Another important finding identified in our study is that PKC may play a role in H2O2-mediated apoptosis through the regulation of PI3-K/Akt, a critical pathway in cell survival. Our results indicated that the H2O2-induced apoptosis required PKC activation. Moreover, we show that inhibition of PKC contributed to the activation of Akt and in contrast, activation of PKC by PMA reduced Akt activity (Fig. 4, B and C). Consistent with our findings, recent studies have shown that nonselective PKC inhibitors stimulate and PMA attenuates Akt phosphorylation in A549 and HEK293 cells (34) and PKC negatively modulates the hepatocyte growth factor-induced migration, integrin expression, and PI3-K activation in human hepatoma cells (35).

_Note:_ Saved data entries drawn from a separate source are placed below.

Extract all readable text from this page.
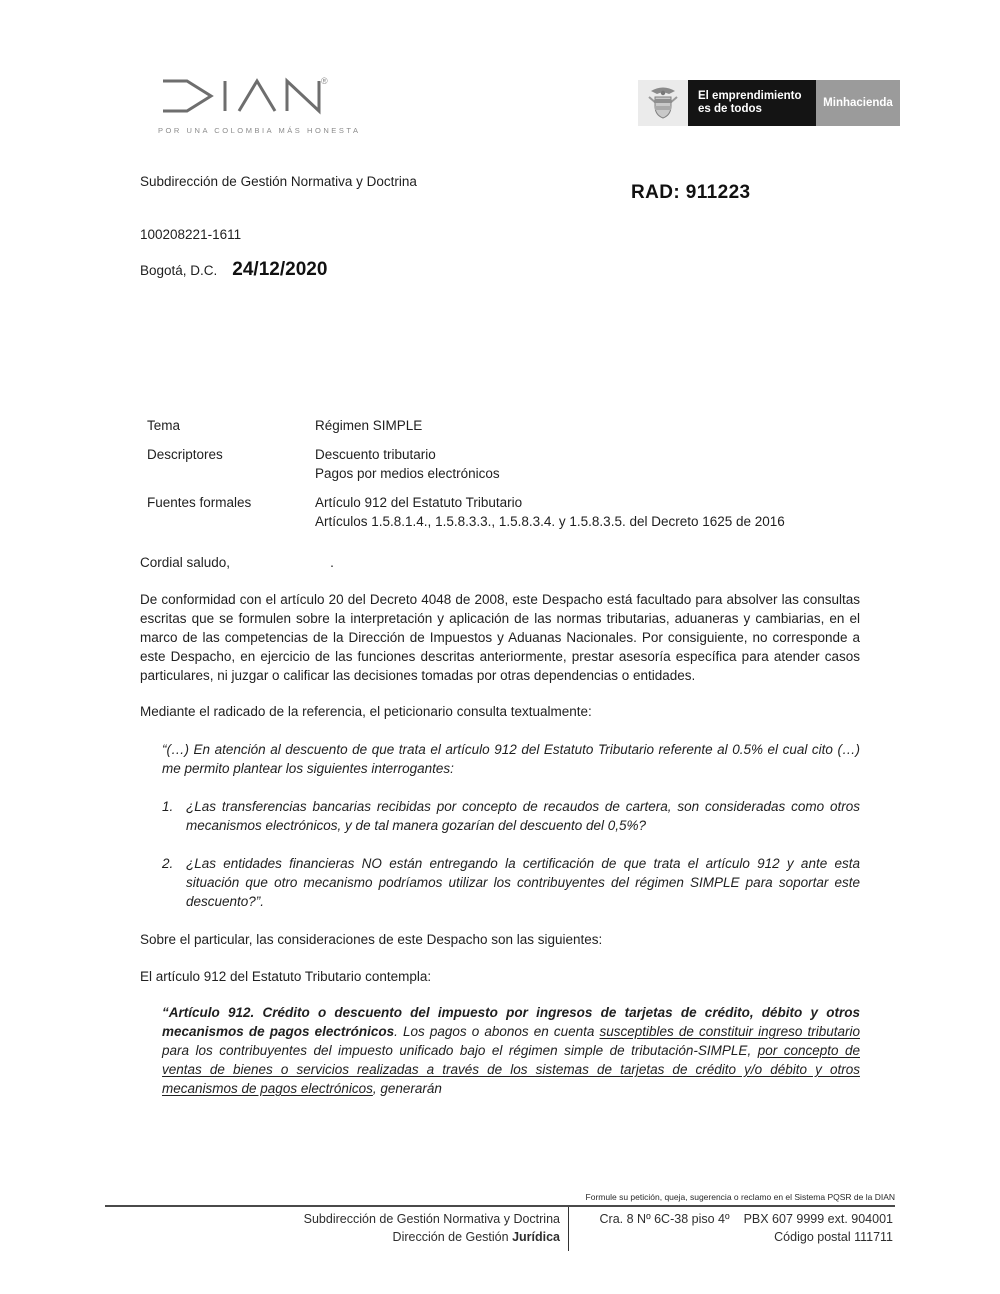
®
POR UNA COLOMBIA MÁS HONESTA
El emprendimiento
es de todos
Minhacienda
RAD: 911223
Subdirección de Gestión Normativa y Doctrina
100208221-1611
Bogotá, D.C. 24/12/2020
Tema	Régimen SIMPLE
Descriptores	Descuento tributario
Pagos por medios electrónicos
Fuentes formales	Artículo 912 del Estatuto Tributario
Artículos 1.5.8.1.4., 1.5.8.3.3., 1.5.8.3.4. y 1.5.8.3.5. del Decreto 1625 de 2016
Cordial saludo,	.
De conformidad con el artículo 20 del Decreto 4048 de 2008, este Despacho está facultado para absolver las consultas escritas que se formulen sobre la interpretación y aplicación de las normas tributarias, aduaneras y cambiarias, en el marco de las competencias de la Dirección de Impuestos y Aduanas Nacionales. Por consiguiente, no corresponde a este Despacho, en ejercicio de las funciones descritas anteriormente, prestar asesoría específica para atender casos particulares, ni juzgar o calificar las decisiones tomadas por otras dependencias o entidades.
Mediante el radicado de la referencia, el peticionario consulta textualmente:
“(…) En atención al descuento de que trata el artículo 912 del Estatuto Tributario referente al 0.5% el cual cito (…) me permito plantear los siguientes interrogantes:
1. ¿Las transferencias bancarias recibidas por concepto de recaudos de cartera, son consideradas como otros mecanismos electrónicos, y de tal manera gozarían del descuento del 0,5%?
2. ¿Las entidades financieras NO están entregando la certificación de que trata el artículo 912 y ante esta situación que otro mecanismo podríamos utilizar los contribuyentes del régimen SIMPLE para soportar este descuento?”.
Sobre el particular, las consideraciones de este Despacho son las siguientes:
El artículo 912 del Estatuto Tributario contempla:
“Artículo 912. Crédito o descuento del impuesto por ingresos de tarjetas de crédito, débito y otros mecanismos de pagos electrónicos. Los pagos o abonos en cuenta susceptibles de constituir ingreso tributario para los contribuyentes del impuesto unificado bajo el régimen simple de tributación-SIMPLE, por concepto de ventas de bienes o servicios realizadas a través de los sistemas de tarjetas de crédito y/o débito y otros mecanismos de pagos electrónicos, generarán
Formule su petición, queja, sugerencia o reclamo en el Sistema PQSR de la DIAN
Subdirección de Gestión Normativa y Doctrina
Dirección de Gestión Jurídica
Cra. 8 Nº 6C-38 piso 4º PBX 607 9999 ext. 904001
Código postal 111711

Lastly, intracellular signaling pathways directly and indirectly regulate mitochondrial membrane stability and function to ultimately dictate apoptotic fate of a cell. Activation of PKC in some cell types initiates an apoptotic pathway that involves alteration of mitochondrial membrane potential (36). Moreover, the major mechanism involved in the antiapoptotic effect of PI3-K/Akt is the phosphorylation of BAD, which is then sequestered in the cytosol and prevented from interacting with Bcl-2/Bcl-xL and from disrupting the mitochondrial membrane (37). Inhibition of PI3-K/Akt signaling potentiates cytochrome c release from mitochondria and induces mitochondrial transmembrane potential decrease in bovine carotid artery endothelial cells (38). In agreement with these mechanisms, we observed that activation of PKC decreases Akt phosphorylation whereas inhibition of PKC increases Akt phosphorylation and attenuates H2O2-induced apoptosis and mitochondrial depolarization. In contrast, inhibition of PI3-K/Akt signaling significantly potentiated H2O2-induced apoptosis and induced significant mitochondrial membrane potential decrease. Our results suggest that the regulation of H2O2-induced apoptosis by PKC may act through down-regulation of PI3-K/Akt and this regulation may occur upstream of mitochondria.

In conclusion, our study demonstrates that H2O2-induced apoptosis involves the activation of ERK, JNK, and PKC signaling pathways in intestinal epithelial cells, and that inhibition of PI3-K enhances apoptosis. Moreover, PKC may play an important role in H2O2-induced intestinal epithelial cell death through negative regulation of PI3-K/Akt and this may occur upstream of mitochondria. Further studies will be directed toward identifying the isoform(s) of PKC and the downstream mediators responsible for intestinal cell death. A better understanding of the signal transduction pathways involved in H2O2-induced intestinal cell death will potentially allow us to develop novel therapy in the treatment of oxidative stress–mediated gut injury.